UK lawyers partake in a loud clamour

October 29, 2020 | Latest Thinking, News, UK Government

Many UK qualified lawyers who legally represent migrant asylum seekers have demanded for a genuine apology from the Home Office, namely Priti Patel and Prime Minister Boris Johnson. This is in the form of a letter which condemns the discriminatory and unwarranted labelling of these legal professionals, such as “human activists” and “lefty-lawyers”. More than approximately 800 lawyers who work in this legal sector are signatories to this letter, including legal governing bodies such as the Law Society.

Background

Tension started to mount from the release of a video posted by the Home Office via their Twitter account on 26th August 2020 alongside the caption:

“We are working to remove migrant with no right to remain in the UK/ But currently return regulations are rigid and open to abuse/Allowing activist lawyers to delay and disrupt returns”

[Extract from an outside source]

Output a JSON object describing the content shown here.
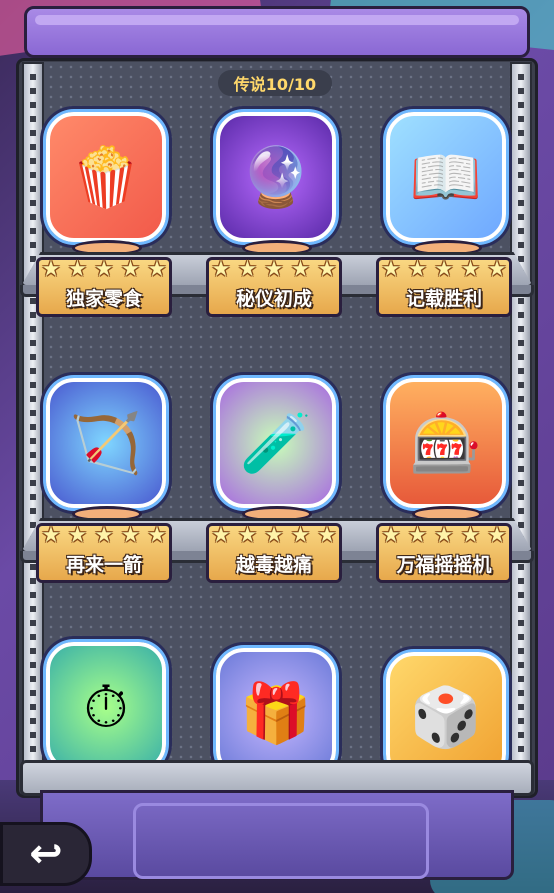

Initially, the categorisation of lawyers who represent migrant seeking asylum of being “activists” by the Home Office received widespread criticism, even from university professors. Eventually this was removed.

This has just recently been reignited again at the Conservative Party Conference whereby the Home Secretary, Priti Patel, referred to these lawyers as “do-gooders” and other comments. Mr Johnson essentially justified the words of the Home Secretary by further commenting that the UK’s criminal justice system would be changed completely to prohibit the involvement of “lefty human rights lawyers”.

There has been speculation that the UK is still contemplating or even planning the transfer of asylum seekers to an island in the Atlantic.

Criticism from who?

It appears to be the case that high-profile lawyers such as former justices of the UK Supreme Court, including Lord Collins, Dyson and Walker, QCs and both retired and court judges have partaken in this call for a promise that such actions of undermining the rule of law by the UK government will not happen again.

Downing street has provided minimal comments so far on the letter, not to mention the apology that has been called for.